Retrieving the water-leaving reflectance from airborne hyperspectral data implies to deal with three steps. Firstly, the radiance recorded by an airborne sensor comes from several sources: the real radiance of the object, the atmospheric scattering, sky and sun glint and the dark current of the sensor. Secondly, the dispersive element inside the sensor (usually a diffraction grating or a prism) could move during the flight, thus shifting the observed spectra on the wavelengths axis.
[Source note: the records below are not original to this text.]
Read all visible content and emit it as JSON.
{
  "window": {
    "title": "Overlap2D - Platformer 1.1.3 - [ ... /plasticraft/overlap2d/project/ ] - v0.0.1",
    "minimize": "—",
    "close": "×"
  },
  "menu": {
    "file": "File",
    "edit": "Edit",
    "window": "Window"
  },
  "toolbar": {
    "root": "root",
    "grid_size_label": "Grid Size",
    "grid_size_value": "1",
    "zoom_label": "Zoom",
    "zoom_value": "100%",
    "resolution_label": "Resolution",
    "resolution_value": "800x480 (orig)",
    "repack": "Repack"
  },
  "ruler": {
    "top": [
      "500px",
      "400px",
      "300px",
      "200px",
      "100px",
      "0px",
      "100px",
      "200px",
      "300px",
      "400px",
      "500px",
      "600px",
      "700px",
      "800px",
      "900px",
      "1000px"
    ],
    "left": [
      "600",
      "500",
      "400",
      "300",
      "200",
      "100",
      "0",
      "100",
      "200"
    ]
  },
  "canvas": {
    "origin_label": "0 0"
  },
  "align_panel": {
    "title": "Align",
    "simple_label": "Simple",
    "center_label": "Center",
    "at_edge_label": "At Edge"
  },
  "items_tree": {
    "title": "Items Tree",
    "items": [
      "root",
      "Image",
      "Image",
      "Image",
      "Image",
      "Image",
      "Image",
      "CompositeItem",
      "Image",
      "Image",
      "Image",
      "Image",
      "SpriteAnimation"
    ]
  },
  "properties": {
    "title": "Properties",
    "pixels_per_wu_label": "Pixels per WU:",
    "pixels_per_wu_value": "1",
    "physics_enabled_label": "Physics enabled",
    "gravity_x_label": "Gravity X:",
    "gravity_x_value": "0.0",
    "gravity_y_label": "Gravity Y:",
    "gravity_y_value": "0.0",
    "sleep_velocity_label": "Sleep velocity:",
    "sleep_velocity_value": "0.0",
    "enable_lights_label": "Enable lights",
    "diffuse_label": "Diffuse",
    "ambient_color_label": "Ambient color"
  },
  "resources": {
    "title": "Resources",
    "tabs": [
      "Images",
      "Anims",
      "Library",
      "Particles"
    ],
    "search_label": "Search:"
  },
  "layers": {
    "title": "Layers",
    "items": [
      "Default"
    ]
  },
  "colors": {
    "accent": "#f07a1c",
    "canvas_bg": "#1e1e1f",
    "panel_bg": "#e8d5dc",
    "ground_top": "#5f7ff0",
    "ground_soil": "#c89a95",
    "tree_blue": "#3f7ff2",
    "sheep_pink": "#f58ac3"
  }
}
Thirdly, to compute the reflectance, it is necessary to estimate, for each band, what value of irradiance corresponds to a 100% reflectance. We present here our calibration method, relying on the absorption features of the atmosphere and the near-infrared properties of common materials. By choosing proper flight height and flight lines angle, we can ignore atmospheric and sun glint contributions. Autocorrelation plots allow to identify and reduce the noise in our signals. Then, we compute a signal that represents the high frequencies of the spectrum, to localize the atmospheric absorption peaks (mainly the dioxygen peak around 760 nm). Matching these peaks removes the shift induced by the moving dispersive element. Finally, we use the signal collected over a Lambertian, unit-reflectance surface to estimate the ratio of the system's transmittances to its near-infrared transmittance. This transmittance is computed assuming an average 50% reflectance of the vegetation and nearly 0% for water in the near-infrared. Results show great correlation between the output spectra and ground measurements from a TriOS Ramses and the water-insight WISP-3.